I wanted to help him have an easy and good life, and I had the means, but because of his attachment to Aprudeé, I knew there was nothing I could do. She will take care of him and Eiran will help. This knowledge reassured me.
Caught between two species he will never have an easy life, but he can learn to adapt and handle his unique circumstances well. He was a very smart, observant and good-hearted kid, so he will do well. I believed it.
„How do you imagine your life?" I asked her when the boys went hunting for dinner one day. Eiran said she wanted to be the heir, so I wondered what she would say.
„With Ryenne. We promised each other that if we got out of that cell, we would always be there for each other. I will be the head of my family so I can take care of him and he can do whatever he wants."
„Why do you want to be the heir? You have three brothers." I looked at her inquiringly, but she stared back at me determinedly.
„My brothers all have things they want to do, I don't have anything. I like to paint, embroider something strange and take walks in the garden but these are just pastimes. And I know how lucky I am to have such good brothers. Many of my acquaintances have siblings with whom they don't even speak, or worse, hate each other. They always cared about me and provided me with only the best. They don't need it, but I want to repay it and take care of them when I grow up. And I don't want to lose our house. If we let go of our title, the new head will live in our house and we will have to go somewhere else. I am afraid of losing the place where we grew up and made memories. I'm scared if we lose the sure meeting point, our bond will loosen and then it will break."

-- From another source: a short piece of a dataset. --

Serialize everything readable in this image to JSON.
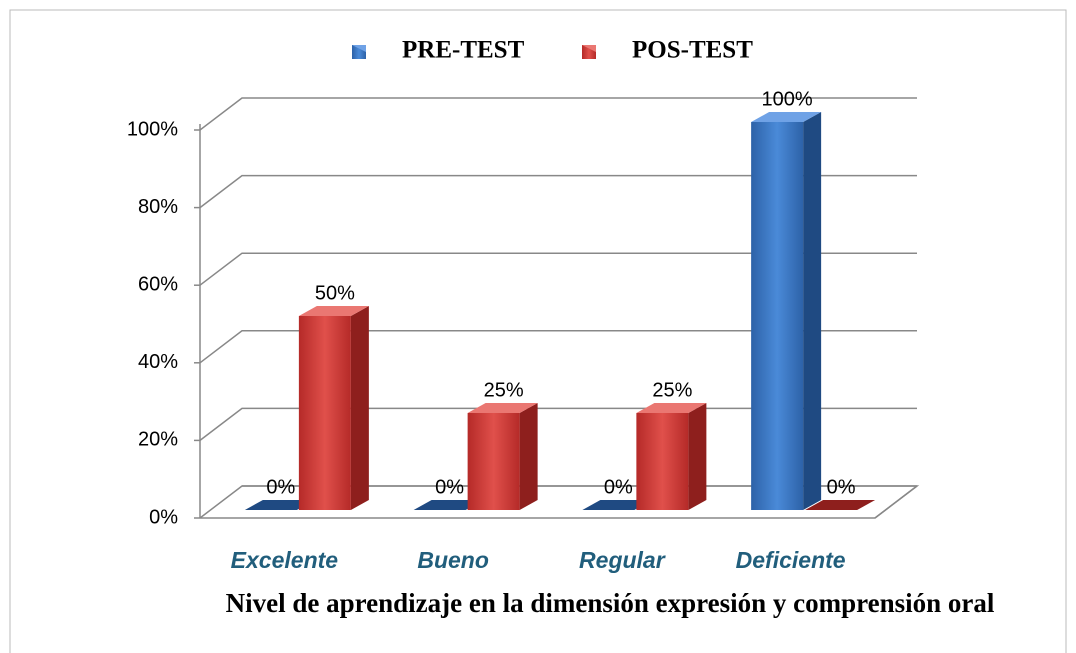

Wow! From a young age I heard that I was a mature child, but that was because I was not really a kid. She was only eleven years old, but she thought everything through so well and saw her goals so clearly. I noticed it with my brother too, so maybe it's the result of an early and thorough education. Although this probably requires a good foundation to make it happen.
But I hope Aprudeé still had time to play around as an innocent child. No matter how many lectures Rihian had, he always had time to play and relax. My mother experienced it and my father knew how aristocrats raise their kids, so they wanted us to do the same. Well, my education started relatively early age in my previous life as well, the difference was in the subjects, content and level. Still, I never felt it was too much for me or Rihian, so I didn't protest. If I felt it was unreasonable, I would have spoken to my parents.
„I understand, I would hate to lose our home." I nodded in agreement.
„Are you the heiress of your family?"
„No, I am not. I have a younger brother and he will be the next lord. I was never interested in inheriting the title, and anyway in our country the male descendants are the first in the order of inheritance." I explained to her.
I couldn't hold back a smile. I can't argue and I hope this will change in the future, but I haven't felt the desire to try to change the existing rules. It sounded too tiring. „It's a shame. „I gave her a questioning look. „I thought it would be nice if you were the heir and looked after Eiran."
„Well, first of all, I could still take care of him, secondly, I think he has plenty of money, and thirdly, let me ask you this... Why do you think he would want to marry me?" She looked at me like I was stupid.
„It's obvious. He always looks at you longingly when you're not paying attention, and quickly turns around when you look his way. I have never seen him like that. He isn't suave at all." She shook her head sadly but I grinned openly.
I was sure of his love and his behaviour didn't go unnoticed, but still, it was good to hear it from someone else. Satisfaction and happiness bubbled up in my chest and I needed some time to be able to concentrate on anything again.